You might think of early retirement as something reserved for the lucky few, but the truth is, it's open to almost anyone -- as long as you follow the five steps listed below. Starting as soon as possible is key, so if you're serious about retiring early, make sure you're giving yourself the best possible shot.
1. Create a retirement plan
You should never retire early unless you're confident that you have enough money to last you the rest of your life. That confidence only comes from developing a retirement plan and meeting its goals. Start by deciding what early retirement means to you. Then, subtract this age from your estimated life expectancy to get an approximate length for your retirement. Understand that you might need to revise this if you find out your initial estimate is unachievable.
Total up your estimated annual expenses in retirement and multiply it by the number of years of your retirement, adding 3% annually for inflation. You can do this on your own, but a retirement calculator makes it much easier. It can also calculate your annual investment rate of return. Use 5% or 6% to be conservative, though your money may grow more quickly than this. Finally, subtract from your total estimated retirement costs any money you expect from Social Security, a 401(k) match, or a pension to estimate how much you should save per month, and overall, to hit your goal.
2. Live below your means
We'd all like to have our cake and eat it too, but this isn't feasible for most people interested in an early retirement. Saving enough money to exit the workforce early usually means going without some things while you're younger. That doesn't mean you have to give up everything fun, but you should prioritize saving ahead of discretionary spending to keep you on track for your goals.
Create a budget for yourself including all of your monthly expenses. Figure out how much you have left over after paying your bills and hitting your savings goals. This is the money you can spend on other things, if you choose. Look through your budget for areas you can cut back spending, too, like canceling a gym membership you're not using or making coffee at home instead of buying one at the coffee shop. Put this extra money toward savings if you want to retire even sooner.
3. Seek out ways to boost your income
If you're unable to save as much as you'd like and you cannot trim back your budget any further, think about increasing your income. There are several ways you can approach this. You could work overtime if your job allows it. You could also negotiate a raise, seek out employment with a different company in your field, or switch fields altogether.
Side hustles are also becoming increasingly popular. They give you the flexibility to work when and how you want to and some of them could even turn into full-time jobs if you put enough effort into them. But if you go this route, remember to set aside taxes every month and pay them in quarterly installments to avoid running into trouble with the Internal Revenue Service.
4. Pay off debt
Debt impedes your ability to save for retirement, so you should prioritize paying down your liabilities in conjunction with saving for retirement. Those with high-interest debt, like credit card debt, may want to pay it down before they begin saving for retirement. That's because the high interest rates you're paying on your debt could cost you more than your retirement savings are earning over the same period.

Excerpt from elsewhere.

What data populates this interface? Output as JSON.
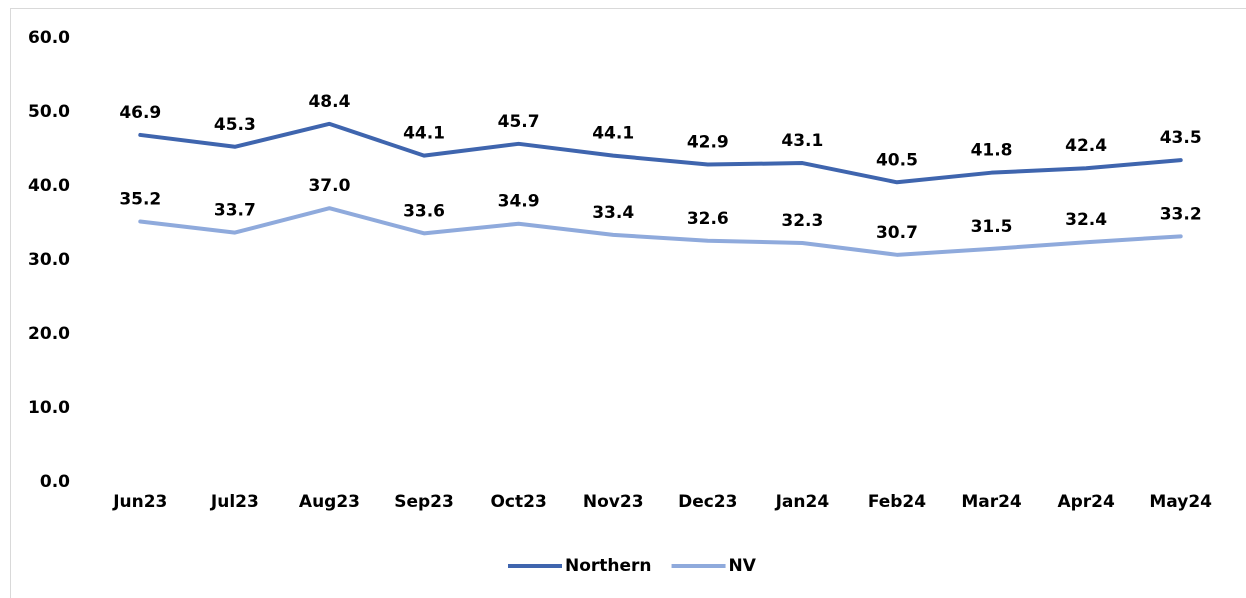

Make a list of all your debts and record the outstanding balance and interest rate. You must make the minimum payment on all your debts to avoid late fees, but you should place any extra money you have on the debt with the highest interest rate first if you'd like to pay the least overall. When you're finally debt-free, you can put all that extra money you now have toward your retirement.
5. Invest as much as you can
Contribute as much as you can to your retirement accounts each year first and foremost. You're allowed to contribute up to $19,500 to a 401(k) in 2020 and $6,000 to an IRA. Adults 50 and older may contribute up to $26,000 and $7,000, respectively. Maxing out your retirement accounts every year is a good first step if you hope to retire early.
Those who plan to retire before 59 1/2 should also have some money in a taxable brokerage account. With few exceptions, you cannot withdraw money from your retirement accounts until 59 1/2 without paying a penalty, so you need an alternative source of savings to cover you until then. Taxable brokerage accounts don't offer the same tax benefits as retirement accounts, but they give you complete freedom to invest your money how you choose and to withdraw it whenever you want.
Follow the five above steps to the best of your ability and re-evaluate your retirement plan once per year to make sure you're still on track. If you're not, see if you can save a little more or delay retirement until you have enough money. If you find you're ahead of schedule, you might even be able to retire earlier than you expected.